Она не злая, голоса не повысит, лишь посмеется когда, но чаще промолчит. К ножичкам она относится с опаской и недоверием. У Павла их восемь, но ни одним она не пользовалась на кухне, обходилась лишь столовым. Ножички самых разных размеров Павел наделал сам, детдомовцы научили. Они торговали самодельными ножичками на базаре. В магазинах давно ножей не было, с самого начала войны исчезли. Перво-наперво надо гвоздь потолще и подлиннее найти. Детдомовцы выдирали их из тарных ящиков, дровяников и заборов. Павел выпросил несколько штук у старого плотника, который чинил крыши в околотке или заколачивал окна фанерой, где были разбиты стекла в домах. Недалеко проходила железнодорожная одноколейка. Паровозик, прозванный «кукушкой», таскал за собой по нескольку крытых вагонов от станции до элеватора и обратно. Не один раз за день прокукует, раздувая пары, похожие на белые пышные усы. Голос у «кукушки» тонкий, писклявый, слышно далеко, успевай только до колейки добежать. Положил на рельсы гвозди, а сам в кювет спрятался. Сиди и жди, пока «кукушка» проедет. Она толкает перед собой груженые вагоны, от тяжести рельсы на стыках прогибаются. Отстукали последние колеса, и «кукушка» потащила вагоны дальше к элеватору. Три раза «кукушка» прокатит вагоны по гвоздям — глядишь, в руках уже держишь заготовку. Бери какой ни на есть осколок красного кирпича вместо брусочка и затачивай лезвие. Руки и пальцы устают, занемеют в судороге, потом долго отходят. Блеск-глянец навел, и острый ножичек стал похож на бритву. Деревянную рукоятку не просто приспособить и насадить, быстрее сплести из разноцветной проволоки, удобнее в ладошке держать. Срежешь осторожно волосок — значит, острие готово, даже бриться можно, нонет бороды. Из старых рваных ботинок, что валялись в кладовке, Павел сшил двое ножен. Теперь карманы не худились и кончик лезвия не впивался в ногу. Два ножичка всегда брал с собой, носил в кармане, остальные прятал в ящик кухонного стола.

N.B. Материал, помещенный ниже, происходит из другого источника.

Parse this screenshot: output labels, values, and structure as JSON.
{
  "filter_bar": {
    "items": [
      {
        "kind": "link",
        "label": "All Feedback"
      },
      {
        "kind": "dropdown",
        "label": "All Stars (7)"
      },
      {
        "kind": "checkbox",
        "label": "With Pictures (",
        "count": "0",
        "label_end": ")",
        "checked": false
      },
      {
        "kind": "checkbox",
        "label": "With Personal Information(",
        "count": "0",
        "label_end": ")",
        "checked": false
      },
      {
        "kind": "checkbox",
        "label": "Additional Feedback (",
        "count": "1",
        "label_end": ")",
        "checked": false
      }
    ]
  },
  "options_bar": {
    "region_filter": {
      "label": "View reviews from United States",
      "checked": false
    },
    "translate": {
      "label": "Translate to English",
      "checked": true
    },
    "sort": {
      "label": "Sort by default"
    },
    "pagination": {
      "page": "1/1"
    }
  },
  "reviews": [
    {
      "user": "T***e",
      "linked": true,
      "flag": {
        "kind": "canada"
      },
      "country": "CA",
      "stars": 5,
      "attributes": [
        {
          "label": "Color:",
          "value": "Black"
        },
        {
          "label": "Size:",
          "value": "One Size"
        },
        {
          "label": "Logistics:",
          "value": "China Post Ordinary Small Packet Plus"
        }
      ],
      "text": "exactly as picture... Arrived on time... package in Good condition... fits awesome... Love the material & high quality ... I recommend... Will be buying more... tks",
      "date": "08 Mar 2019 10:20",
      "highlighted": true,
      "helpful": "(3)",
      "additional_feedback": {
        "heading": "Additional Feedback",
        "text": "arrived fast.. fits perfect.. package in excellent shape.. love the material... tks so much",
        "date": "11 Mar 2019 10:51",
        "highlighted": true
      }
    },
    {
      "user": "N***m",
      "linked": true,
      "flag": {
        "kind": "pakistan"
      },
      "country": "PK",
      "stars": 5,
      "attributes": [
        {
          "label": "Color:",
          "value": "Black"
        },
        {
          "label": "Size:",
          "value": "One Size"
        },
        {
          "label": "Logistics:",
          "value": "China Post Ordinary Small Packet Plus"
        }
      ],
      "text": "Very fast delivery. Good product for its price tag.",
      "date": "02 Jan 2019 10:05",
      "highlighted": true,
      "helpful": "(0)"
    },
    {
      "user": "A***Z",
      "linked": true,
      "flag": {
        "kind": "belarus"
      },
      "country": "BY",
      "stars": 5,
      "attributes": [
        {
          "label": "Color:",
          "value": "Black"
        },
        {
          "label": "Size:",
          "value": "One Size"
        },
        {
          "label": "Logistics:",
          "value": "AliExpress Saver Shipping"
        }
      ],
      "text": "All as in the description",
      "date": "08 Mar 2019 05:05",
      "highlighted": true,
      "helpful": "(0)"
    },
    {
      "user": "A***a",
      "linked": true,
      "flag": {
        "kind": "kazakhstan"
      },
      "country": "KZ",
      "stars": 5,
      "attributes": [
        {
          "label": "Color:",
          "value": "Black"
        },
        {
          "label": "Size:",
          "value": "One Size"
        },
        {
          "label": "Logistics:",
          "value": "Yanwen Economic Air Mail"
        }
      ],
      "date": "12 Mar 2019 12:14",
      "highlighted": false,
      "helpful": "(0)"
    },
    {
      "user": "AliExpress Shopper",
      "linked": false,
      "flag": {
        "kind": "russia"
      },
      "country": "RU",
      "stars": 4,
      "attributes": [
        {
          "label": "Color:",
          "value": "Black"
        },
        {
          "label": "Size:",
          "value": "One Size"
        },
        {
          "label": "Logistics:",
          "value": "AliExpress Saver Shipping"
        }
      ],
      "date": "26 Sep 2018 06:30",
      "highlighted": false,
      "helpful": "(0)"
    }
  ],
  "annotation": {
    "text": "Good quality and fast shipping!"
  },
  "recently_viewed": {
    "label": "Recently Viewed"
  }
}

— Смотри, Павел, чтобы беды какой не произошло, — предупреждала няня Нюся.
Она напрасно беспокоится, Павел пальцем никого не тронет. Сам первый всего боится. Если где какая драка, лучше ему отойти и не ввязываться.
Раньше папа с мамой учили и наставляли, что нужно в любой момент уметь постоять за себя, бороться. Но тогда было другое время и другая жизнь. Иной раз Павлу казалось, что когда навстречу идет человек с противной мордой, то обязательно ударит по лицу, ни за что ни про что, а по своей прихоти. Но человек проходит мимо, и оказывается, что сторониться и обходить его вовсе не надо было.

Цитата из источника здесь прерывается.